Giornalismo
Lettera a Roberto Saviano
Una crepa disegnata al centro della scena
Roberto,
parto da qui. Hai fatto qualcosa che in pochi hanno avuto il coraggio di fare. Hai scoperchiato mondi che stavano comodi nel buio. Hai dato nomi, cognomi, strade, odori. Hai rimesso in circolo la paura come fatto umano e non come destino criminale. Questo non te lo toglie nessuno. Nemmeno chi ti odia. Nemmeno chi ti deride. Nemmeno chi ti vuole muto.

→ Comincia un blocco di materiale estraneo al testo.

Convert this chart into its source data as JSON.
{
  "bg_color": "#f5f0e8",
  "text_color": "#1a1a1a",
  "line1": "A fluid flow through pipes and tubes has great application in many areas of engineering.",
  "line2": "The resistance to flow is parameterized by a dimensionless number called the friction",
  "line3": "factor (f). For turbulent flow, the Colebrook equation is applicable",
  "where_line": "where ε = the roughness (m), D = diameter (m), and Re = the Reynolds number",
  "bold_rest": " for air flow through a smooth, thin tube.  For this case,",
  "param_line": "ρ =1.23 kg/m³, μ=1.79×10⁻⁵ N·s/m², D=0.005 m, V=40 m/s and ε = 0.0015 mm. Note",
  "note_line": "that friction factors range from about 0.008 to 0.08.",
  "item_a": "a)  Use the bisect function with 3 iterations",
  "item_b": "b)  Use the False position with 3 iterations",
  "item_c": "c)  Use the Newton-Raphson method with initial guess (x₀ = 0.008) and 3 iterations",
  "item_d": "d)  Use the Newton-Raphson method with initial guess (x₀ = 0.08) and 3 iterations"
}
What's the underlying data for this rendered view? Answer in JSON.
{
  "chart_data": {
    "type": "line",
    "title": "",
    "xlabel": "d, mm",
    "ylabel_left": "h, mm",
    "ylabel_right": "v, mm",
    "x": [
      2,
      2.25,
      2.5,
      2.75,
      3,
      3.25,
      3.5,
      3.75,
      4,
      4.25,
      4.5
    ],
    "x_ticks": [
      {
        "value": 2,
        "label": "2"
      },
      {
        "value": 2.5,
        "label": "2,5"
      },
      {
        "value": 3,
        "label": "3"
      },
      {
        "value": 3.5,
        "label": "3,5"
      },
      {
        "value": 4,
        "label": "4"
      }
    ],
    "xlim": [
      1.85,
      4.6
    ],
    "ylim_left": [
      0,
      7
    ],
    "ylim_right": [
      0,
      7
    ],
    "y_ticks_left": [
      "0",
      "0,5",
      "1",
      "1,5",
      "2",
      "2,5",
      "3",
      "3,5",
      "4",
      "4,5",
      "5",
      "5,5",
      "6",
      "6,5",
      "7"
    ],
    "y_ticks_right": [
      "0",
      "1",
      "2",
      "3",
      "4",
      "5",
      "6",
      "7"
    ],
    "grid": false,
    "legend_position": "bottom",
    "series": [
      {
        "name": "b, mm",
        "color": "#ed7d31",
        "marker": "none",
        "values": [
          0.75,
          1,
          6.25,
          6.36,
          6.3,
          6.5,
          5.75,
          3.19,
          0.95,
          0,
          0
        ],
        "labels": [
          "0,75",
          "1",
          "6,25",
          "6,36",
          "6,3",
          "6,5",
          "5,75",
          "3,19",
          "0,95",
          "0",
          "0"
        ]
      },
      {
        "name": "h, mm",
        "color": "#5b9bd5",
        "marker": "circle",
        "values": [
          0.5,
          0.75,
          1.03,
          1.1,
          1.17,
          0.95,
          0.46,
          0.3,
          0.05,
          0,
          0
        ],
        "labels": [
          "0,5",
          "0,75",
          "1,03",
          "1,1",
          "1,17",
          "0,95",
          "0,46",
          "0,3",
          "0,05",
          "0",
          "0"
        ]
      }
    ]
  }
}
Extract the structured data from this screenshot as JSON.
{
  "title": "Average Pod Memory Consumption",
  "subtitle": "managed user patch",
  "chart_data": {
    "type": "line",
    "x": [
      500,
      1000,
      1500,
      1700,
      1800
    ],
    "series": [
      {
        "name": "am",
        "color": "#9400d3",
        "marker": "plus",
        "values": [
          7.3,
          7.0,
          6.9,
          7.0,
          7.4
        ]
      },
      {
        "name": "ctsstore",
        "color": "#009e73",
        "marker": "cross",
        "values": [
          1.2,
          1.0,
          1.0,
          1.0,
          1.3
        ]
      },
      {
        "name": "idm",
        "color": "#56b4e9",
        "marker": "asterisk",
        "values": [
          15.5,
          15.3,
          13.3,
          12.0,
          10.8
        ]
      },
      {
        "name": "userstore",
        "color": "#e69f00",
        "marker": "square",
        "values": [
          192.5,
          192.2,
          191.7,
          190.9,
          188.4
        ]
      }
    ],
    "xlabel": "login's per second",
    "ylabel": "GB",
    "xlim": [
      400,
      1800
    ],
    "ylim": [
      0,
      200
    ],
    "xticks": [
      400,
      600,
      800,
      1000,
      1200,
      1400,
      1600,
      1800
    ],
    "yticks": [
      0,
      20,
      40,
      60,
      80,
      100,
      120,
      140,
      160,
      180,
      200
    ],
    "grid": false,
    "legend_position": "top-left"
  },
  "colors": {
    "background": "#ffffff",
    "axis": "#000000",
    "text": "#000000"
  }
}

Ma ora viene il resto. Da anni sembri avvitato nello stesso gesto. La denuncia che diventa posa, la rabbia che diventa ruolo, la ferita che diventa marchio. Non ti parlo da detrattore. Ti parlo da uno che ha visto la stessa trappola in tanti: restare prigionieri di ciò che si è fatto di grande. Il coraggio di ieri che diventa il recinto di oggi.
Ti sei messo al centro della scena e forse era inevitabile. Ma c’è un punto in cui la scena divora. Quando ogni frase pesa come se dovessi salvare il mondo. Quando il silenzio sembra una resa e la tua presenza deve sempre essere all’altezza del tuo stesso mito. Ma la realtà non assegna medaglie. Ma la realtà non ti deve niente. Nemmeno riconoscenza.
Quello che hai fatto resta. Quello che sei diventato pesa. E pesa soprattutto perché rischia di coprire ciò che potresti ancora essere. Ti vorrei vedere un giorno senza la smania di incarnare il martire civile della nostra epoca. Il martire non si fa profilo. Il martire non fa rassegna stampa. Il martire non diventa mestiere.
Tu non sei un simbolo, Roberto. Sei un uomo. E gli uomini cambiano, si sporcano, sbagliano, cadono. Vorrei vederti cadere almeno un istante. Vorrei vederti rinunciare a difendere tutto, a spiegare tutto, a essere tutto. Perché è lì che torna il coraggio, quello vero. Quello che non ha pubblico. Quello che non si filma. Quello che non si monetizza. Quello che non chiede niente.
Hai aperto crepe nel mondo. Ora aprine una in te stesso. È l’unico modo per restare vivo e non diventare solo un personaggio che sopravvive al proprio corpo.